Memo to James Purnell: will you take religion seriously?

by - 25th November 2016

Syriac Patriarch Ignatius Ephrem II addressing the crowd on Red Wednesday this week, when Westminster Palace, Abbey and Cathedral were lit up in red for the blood of persecuted Christians.
Syriac Patriarch Ignatius Ephrem II addressing the crowd on Red Wednesday this week, when Westminster Palace, Abbey and Cathedral were lit up in red for the blood of persecuted Christians.

THE SUNDAY TIMES may be running a piece this Sunday that goes along the lines – purely invented by the reporter – that Christians are furious, following the departure of Aaqil Ahmed, at the incorporation of religion into the brief of a non-specialist executive James Purnell because it is bound to mean less Christianity on the telly.

If the story does run, you have heard it categorically from me first that there is no fury; there is no idea what kind of head of R&E Purnell is likely to make; and there is no story.

Even though I may be quoted saying something along the lines of ‘From the looks of it, James Purnell has as much religious literacy as my finger-nail’ - yes, I said that – there is no story.

The point is, we just don’t know.  James Purnell looks clever, interested and competent.  It is an important appointment, yet he has never made a programme, I gather, and there is no evidence whatsoever of his interest in religion.  What we all want therefore is assurance that the BBC under Sir Tony Hall is taking religion seriously.  We have no evidence yet that he is, but he might be. 

What I certainly did say to Nicholas Hellen – whose interview technique is pretty much like Chinese water torture: a drip drip drip wearing you down to the point where you would say anything to get rid of the pain – was how interesting it is that the former Cabinet Minister, Blue Labour member and leader of a left-leaning think tank the IPPR, has been appointed with a brief that joins up radio, education and religion.  That could be significant.  Might it just mean that BBC producers and editors across the institution will be expected to learn about how religion impacts all our lives to some extent?

That is all Lapido and others like the Sandford St Martin Trust want: a renewed commitment to reflecting how the numinous impacts ordinary lives in all sorts of ways; the same ordinary people whom the elites have so abjectly failed for a whole generation right across the Western world. 

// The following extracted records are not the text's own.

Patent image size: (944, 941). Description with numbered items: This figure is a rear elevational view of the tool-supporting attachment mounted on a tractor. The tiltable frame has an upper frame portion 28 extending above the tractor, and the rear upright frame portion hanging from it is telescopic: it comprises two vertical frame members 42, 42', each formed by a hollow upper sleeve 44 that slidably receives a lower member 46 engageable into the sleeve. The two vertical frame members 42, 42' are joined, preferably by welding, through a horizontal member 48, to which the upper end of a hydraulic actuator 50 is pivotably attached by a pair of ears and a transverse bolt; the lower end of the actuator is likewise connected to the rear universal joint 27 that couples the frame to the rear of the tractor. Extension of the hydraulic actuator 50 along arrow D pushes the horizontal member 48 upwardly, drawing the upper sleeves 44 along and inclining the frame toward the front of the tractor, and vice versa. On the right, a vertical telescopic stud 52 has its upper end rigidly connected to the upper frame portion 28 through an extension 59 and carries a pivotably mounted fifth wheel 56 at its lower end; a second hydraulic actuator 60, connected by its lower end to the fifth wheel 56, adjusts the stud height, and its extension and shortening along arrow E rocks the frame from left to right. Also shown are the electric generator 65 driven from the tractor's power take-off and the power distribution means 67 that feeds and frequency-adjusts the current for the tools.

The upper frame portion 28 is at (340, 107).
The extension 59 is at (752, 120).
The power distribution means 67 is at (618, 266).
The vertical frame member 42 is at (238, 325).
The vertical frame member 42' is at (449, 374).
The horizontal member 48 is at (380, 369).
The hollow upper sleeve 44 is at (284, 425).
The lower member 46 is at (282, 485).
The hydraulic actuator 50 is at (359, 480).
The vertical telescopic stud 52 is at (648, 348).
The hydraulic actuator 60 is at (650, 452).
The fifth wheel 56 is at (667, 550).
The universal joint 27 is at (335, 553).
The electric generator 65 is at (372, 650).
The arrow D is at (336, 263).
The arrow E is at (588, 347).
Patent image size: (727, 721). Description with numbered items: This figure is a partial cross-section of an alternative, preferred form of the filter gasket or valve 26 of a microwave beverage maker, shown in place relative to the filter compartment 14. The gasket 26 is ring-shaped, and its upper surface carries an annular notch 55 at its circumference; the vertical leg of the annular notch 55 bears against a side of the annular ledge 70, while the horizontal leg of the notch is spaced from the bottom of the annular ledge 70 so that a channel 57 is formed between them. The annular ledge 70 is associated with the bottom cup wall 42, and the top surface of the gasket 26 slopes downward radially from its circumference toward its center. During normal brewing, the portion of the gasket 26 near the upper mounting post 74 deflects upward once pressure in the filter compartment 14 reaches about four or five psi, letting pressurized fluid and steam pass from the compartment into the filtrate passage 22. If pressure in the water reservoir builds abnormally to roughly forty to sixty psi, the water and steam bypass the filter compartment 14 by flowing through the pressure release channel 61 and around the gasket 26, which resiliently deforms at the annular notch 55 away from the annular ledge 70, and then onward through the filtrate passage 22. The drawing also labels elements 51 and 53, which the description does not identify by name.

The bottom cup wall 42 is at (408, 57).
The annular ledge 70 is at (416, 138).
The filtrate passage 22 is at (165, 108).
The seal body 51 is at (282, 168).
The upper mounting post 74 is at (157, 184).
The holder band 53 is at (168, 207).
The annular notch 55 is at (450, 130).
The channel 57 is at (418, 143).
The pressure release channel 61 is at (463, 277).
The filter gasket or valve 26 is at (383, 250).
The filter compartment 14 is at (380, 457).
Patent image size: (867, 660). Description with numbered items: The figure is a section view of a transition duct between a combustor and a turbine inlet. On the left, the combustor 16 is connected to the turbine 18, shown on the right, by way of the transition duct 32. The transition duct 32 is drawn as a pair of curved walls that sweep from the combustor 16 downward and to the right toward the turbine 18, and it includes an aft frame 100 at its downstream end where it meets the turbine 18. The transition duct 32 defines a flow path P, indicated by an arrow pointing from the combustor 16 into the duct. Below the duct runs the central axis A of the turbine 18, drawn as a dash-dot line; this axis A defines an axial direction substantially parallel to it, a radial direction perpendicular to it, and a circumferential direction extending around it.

That also interestingly is what Muslims want too.  It is partly why they are so angry: they feel that their god has been humiliated by a civilization that despises the things of religion.  They will not stop until their faith in him is absolutely vindicated.

There was something else I read this week that reflects this fury.  The biannual Religious Freedom in the World Report by the very determined Catholic charity, Aid to the Church in Need, has a foreword by Father Jacques Mourad, a monk who was kidnapped by ISIS in 2015 and escaped after five months.

He wrote:  ‘Our world teeters on the brink of complete catastrophe as extremism threatens to wipe out all trace of diversity in society.’  That is very frightening and very real.

Yet he remains committed to Syria.  He adds:  ‘I am convinced that over the past years, our commitment to help all the needy of the region of Qaryatayn – both Christians and Muslims – was the reason why 250 Christians and I were able to make it back to freedom.’ 

He attributes his escape to the help of a Muslim friend from the region.

Every department of the BBC, and every newspaper, needs all its journalists and producers – not just the specialist few - who are able to make this same distinction.  That is religious literacy.